Suite Française is being billed as a second world war romance about ‘forbidden love’ and, in this regard, it is handsome, solid, well played and probably fine, if you haven’t read Irène Némirovsky’s novel, but if you have? Then you may have been hoping and praying for something deeper, something more special. As you know — because I have been nothing if not repetitive down the years — I desperately try not to compare films with their source material. Let a film live or die by its own merits. But this book nags like nothing else on earth. What? Really? No! And where did that Jew in the attic come from? What is this film playing at, when it comes to Jews in attics? Can anyone put a Jew in an attic, whenever they so fancy? Could I put a few up there, this afternoon?
A bit of background: Némirovsky was a French–Ukrainian Jew who was murdered in Auschwitz in 1942 before she could complete an epic five-part portrait of life under the Nazis. She completed two of the parts — eventually published by her daughter in 2004, to international acclaim — and it’s the second part, Dolce, that is filmed here.
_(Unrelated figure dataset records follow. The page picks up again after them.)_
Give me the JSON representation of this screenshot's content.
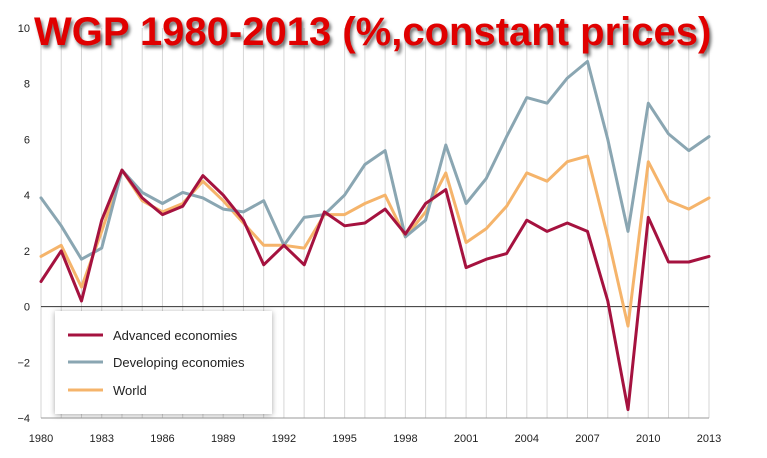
{
  "chart_data": {
    "type": "line",
    "title": "WGP 1980-2013 (%,constant prices)",
    "x": [
      1980,
      1981,
      1982,
      1983,
      1984,
      1985,
      1986,
      1987,
      1988,
      1989,
      1990,
      1991,
      1992,
      1993,
      1994,
      1995,
      1996,
      1997,
      1998,
      1999,
      2000,
      2001,
      2002,
      2003,
      2004,
      2005,
      2006,
      2007,
      2008,
      2009,
      2010,
      2011,
      2012,
      2013
    ],
    "x_tick_labels": [
      "1980",
      "1983",
      "1986",
      "1989",
      "1992",
      "1995",
      "1998",
      "2001",
      "2004",
      "2007",
      "2010",
      "2013"
    ],
    "y_tick_labels": [
      "10",
      "8",
      "6",
      "4",
      "2",
      "0",
      "−2",
      "−4"
    ],
    "xlim": [
      1980,
      2013
    ],
    "ylim": [
      -4,
      10
    ],
    "grid": "vertical",
    "legend_position": "bottom-left",
    "series": [
      {
        "name": "Advanced economies",
        "color": "#a5123f",
        "values": [
          0.9,
          2.0,
          0.2,
          3.1,
          4.9,
          3.9,
          3.3,
          3.6,
          4.7,
          4.0,
          3.1,
          1.5,
          2.2,
          1.5,
          3.4,
          2.9,
          3.0,
          3.5,
          2.6,
          3.7,
          4.2,
          1.4,
          1.7,
          1.9,
          3.1,
          2.7,
          3.0,
          2.7,
          0.2,
          -3.7,
          3.2,
          1.6,
          1.6,
          1.8
        ]
      },
      {
        "name": "Developing economies",
        "color": "#8aa6b2",
        "values": [
          3.9,
          2.9,
          1.7,
          2.1,
          4.9,
          4.1,
          3.7,
          4.1,
          3.9,
          3.5,
          3.4,
          3.8,
          2.2,
          3.2,
          3.3,
          4.0,
          5.1,
          5.6,
          2.5,
          3.1,
          5.8,
          3.7,
          4.6,
          6.1,
          7.5,
          7.3,
          8.2,
          8.8,
          6.0,
          2.7,
          7.3,
          6.2,
          5.6,
          6.1
        ]
      },
      {
        "name": "World",
        "color": "#f5b46b",
        "values": [
          1.8,
          2.2,
          0.7,
          2.7,
          4.9,
          3.8,
          3.4,
          3.7,
          4.5,
          3.8,
          3.0,
          2.2,
          2.2,
          2.1,
          3.3,
          3.3,
          3.7,
          4.0,
          2.5,
          3.4,
          4.8,
          2.3,
          2.8,
          3.6,
          4.8,
          4.5,
          5.2,
          5.4,
          2.5,
          -0.7,
          5.2,
          3.8,
          3.5,
          3.9
        ]
      }
    ]
  }
}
This describes life in a French village during occupation, which is the life Némirovsky was living at the time of writing — the books are history as it was happening; that is what makes them so urgent and extraordinary — and focuses on Lucile Angellier, whose husband is a prisoner of war and who lives with her mean and domineering mother-in law. (A superb Kristin Scott Thomas, whose Madame Angellier is so cold and so white-skinned it’s as if her blood can’t even manage the warmth to circulate.)
However, their dynamic is disturbed when the Germans roll into town and they are billeted with an officer (Matthias Schoenaerts), who is refined, decent, hot (it’s Matthias Schoenaerts) and plays the piano beautifully; plays the piano dolce.